The physical inputs for laptop production are only part of the story. A laptop is designed by engineers, who work for companies that get started by raising capital, which comes from investors, including bankers and other financiers. Once it’s made, a laptop must be transported, distributed and marketed. The engineers, fabrication facilities and computer stores are all housed in buildings, so we must include the construction industry among the inputs. The buildings sit on land, so we must include real-estate companies. Manufacturing requires energy, so we have to include that, too – not to mention the janitors, cooks in the company cafeterias, accountants and lawyers, the occasional plumber to unclog a toilet. Every industry is connected to many other industries, and the connections loop back on themselves: accountants, real-estate agents and engineers all use laptops to do their jobs.

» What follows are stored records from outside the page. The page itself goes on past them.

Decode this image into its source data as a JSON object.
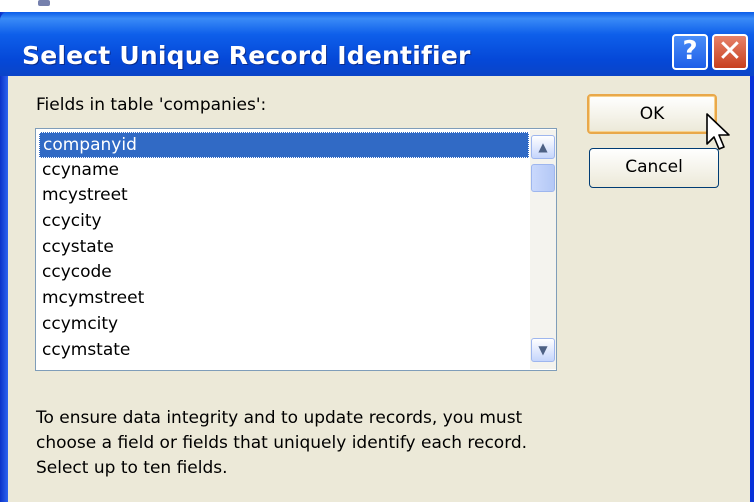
{
  "dialog": {
    "title": "Select Unique Record Identifier",
    "help_button": "?",
    "close_button": "✕",
    "fields_label": "Fields in table 'companies':",
    "fields": [
      {
        "label": "companyid",
        "selected": true
      },
      {
        "label": "ccyname",
        "selected": false
      },
      {
        "label": "mcystreet",
        "selected": false
      },
      {
        "label": "ccycity",
        "selected": false
      },
      {
        "label": "ccystate",
        "selected": false
      },
      {
        "label": "ccycode",
        "selected": false
      },
      {
        "label": "mcymstreet",
        "selected": false
      },
      {
        "label": "ccymcity",
        "selected": false
      },
      {
        "label": "ccymstate",
        "selected": false
      }
    ],
    "ok_label": "OK",
    "cancel_label": "Cancel",
    "info_text": "To ensure data integrity and to update records, you must choose a field or fields that uniquely identify each record. Select up to ten fields."
  },
  "icons": {
    "scroll_up": "chevron-up-icon",
    "scroll_down": "chevron-down-icon",
    "cursor": "mouse-pointer-icon"
  },
  "colors": {
    "selection": "#316ac5",
    "titlebar": "#0a5ce8",
    "dialog_bg": "#ece9d8"
  }
}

The making of a laptop illustrates how the economy operates like a big metabolism. The production network has a structure similar to the proto-life model described earlier. Their definitions are the same except for a change in noun phrases: A metabolism is a network of chemical reactions that transforms a food set of chemical inputs into other chemicals that provide energy and raw materials for living cells. A production network is a network of firms that transforms natural resources and labor into goods and services for consumers. The economy coordinates the labor of billions of people, so that each network component is available when and where it is needed.
There is an essential difference between production networks and biological metabolisms: In biology, metabolisms are localized within each organism and ecologies are built from the interactions between organisms. But the economy is structured as if it were one big superorganism, with a single metabolism. The metabolism of this superorganism operates through the actions of an ecology of specialists, each of whom the metabolism supports. This remarkable circular process thrives on the specialization of its goods and services and the specialization of the labor required to produce them.